転んだり、頭にボールが当たったりして、気を失うのが脳しんとうです。5分以内に意識が戻れば心配ないときが多いのですが、もし、5分以内に意識が戻らない場合、または戻っても意識障害がある場合にはすぐに救急車を呼びましょう。
脳しんとうの手当てとしてはまず倒れた場所から決して動かさず(もちろんゆすったりせず)仰向けに寝かせ、氷を入れた袋などで頭を冷やします。もし嘔吐が見られる場合には体を横にし、嘔吐物がのどに詰まらない様にします。意識を調べるため、声をかけたり、腕などをつねったりします。決してゆすらないで下さい。意識が戻っても、30分以上はそのまま休ませるようにしましょう。“こんな時は”の項も参照してください。

熱射症(日射病)

あまりの高温下での運動中、体温調節ができなくなり、意識消失等を起こすもので、日光によるものを特に日射病と言います。室外だけでなく高温多湿の体育館内などで起こり得ます。最悪の場合死亡する事もある恐ろしい疾患なので、十分注意しましょう。予防として水分や休息を十分に取る必要があります。

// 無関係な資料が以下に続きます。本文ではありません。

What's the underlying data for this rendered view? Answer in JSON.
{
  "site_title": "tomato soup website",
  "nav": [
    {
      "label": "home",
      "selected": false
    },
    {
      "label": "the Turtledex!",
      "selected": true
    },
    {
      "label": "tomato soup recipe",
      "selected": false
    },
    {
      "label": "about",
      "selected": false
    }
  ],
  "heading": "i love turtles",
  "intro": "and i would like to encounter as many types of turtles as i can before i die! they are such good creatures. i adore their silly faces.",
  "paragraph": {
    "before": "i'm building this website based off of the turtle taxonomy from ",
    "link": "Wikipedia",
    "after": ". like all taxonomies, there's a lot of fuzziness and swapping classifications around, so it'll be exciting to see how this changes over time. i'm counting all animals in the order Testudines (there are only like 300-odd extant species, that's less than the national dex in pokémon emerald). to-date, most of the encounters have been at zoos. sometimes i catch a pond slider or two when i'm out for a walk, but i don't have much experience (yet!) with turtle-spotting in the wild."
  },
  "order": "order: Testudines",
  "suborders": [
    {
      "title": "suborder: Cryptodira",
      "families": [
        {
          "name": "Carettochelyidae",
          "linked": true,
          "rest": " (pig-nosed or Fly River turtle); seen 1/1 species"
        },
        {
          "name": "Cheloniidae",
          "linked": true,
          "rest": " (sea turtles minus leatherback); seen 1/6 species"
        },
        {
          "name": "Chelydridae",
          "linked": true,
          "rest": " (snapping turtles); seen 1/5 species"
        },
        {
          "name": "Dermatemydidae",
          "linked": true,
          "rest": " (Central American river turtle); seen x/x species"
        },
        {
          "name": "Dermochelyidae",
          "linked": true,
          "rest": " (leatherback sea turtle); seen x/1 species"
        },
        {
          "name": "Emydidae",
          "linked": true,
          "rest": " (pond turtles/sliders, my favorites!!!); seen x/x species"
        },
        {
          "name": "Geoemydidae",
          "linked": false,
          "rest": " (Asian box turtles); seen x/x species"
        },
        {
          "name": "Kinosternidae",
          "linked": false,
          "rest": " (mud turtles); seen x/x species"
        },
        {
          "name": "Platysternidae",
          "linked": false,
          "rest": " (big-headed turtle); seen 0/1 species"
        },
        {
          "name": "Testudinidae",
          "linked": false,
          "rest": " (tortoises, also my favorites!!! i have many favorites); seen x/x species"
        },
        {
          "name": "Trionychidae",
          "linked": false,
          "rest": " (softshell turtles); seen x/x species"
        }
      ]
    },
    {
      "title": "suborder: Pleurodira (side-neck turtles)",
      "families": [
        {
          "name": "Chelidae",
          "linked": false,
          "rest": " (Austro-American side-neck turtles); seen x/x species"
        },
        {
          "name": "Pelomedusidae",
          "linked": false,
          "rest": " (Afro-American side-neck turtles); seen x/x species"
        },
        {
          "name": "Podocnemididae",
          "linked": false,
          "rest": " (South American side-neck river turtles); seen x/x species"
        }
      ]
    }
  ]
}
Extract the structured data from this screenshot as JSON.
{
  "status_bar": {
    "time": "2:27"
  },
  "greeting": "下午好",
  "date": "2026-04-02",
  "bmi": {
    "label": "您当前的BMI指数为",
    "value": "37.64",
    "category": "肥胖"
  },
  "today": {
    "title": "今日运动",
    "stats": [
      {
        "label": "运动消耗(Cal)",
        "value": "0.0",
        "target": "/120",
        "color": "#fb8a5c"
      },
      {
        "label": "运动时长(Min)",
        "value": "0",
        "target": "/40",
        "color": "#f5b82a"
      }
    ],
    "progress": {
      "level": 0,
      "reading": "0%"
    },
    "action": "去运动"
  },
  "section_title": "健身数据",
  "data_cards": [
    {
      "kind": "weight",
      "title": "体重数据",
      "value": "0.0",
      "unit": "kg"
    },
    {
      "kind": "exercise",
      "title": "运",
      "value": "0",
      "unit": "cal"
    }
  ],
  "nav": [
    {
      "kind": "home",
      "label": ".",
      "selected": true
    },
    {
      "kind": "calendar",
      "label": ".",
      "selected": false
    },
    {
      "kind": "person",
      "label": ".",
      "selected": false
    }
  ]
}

症状としては汗が出なくなる、体温の急上昇、意識消失などで、このような場合、まずは涼しい場所に移し、衣服を緩め、頭、首、わきの下、足の付け根に氷のうを当てて冷やします。この時、意識がない人に無理やり水を飲ませてはいけません。意識が回復したらスポーツドリンクや水を少量づつ大量に飲ませます。もし意識が回復しない場合や体温が異状に高い場合にはすぐに救急車を呼びましょう。もちろん、意識が戻ったからといってその日は運動するのは止めましょう。
また逆に熱疲労と言って、からだの体温が下がったり、貧血状態になる疾患もありますが、この場合は涼しい所で汗をよくふき、その後毛布などで体をくるんで安静にし、スポーツドリンクを飲ませましょう。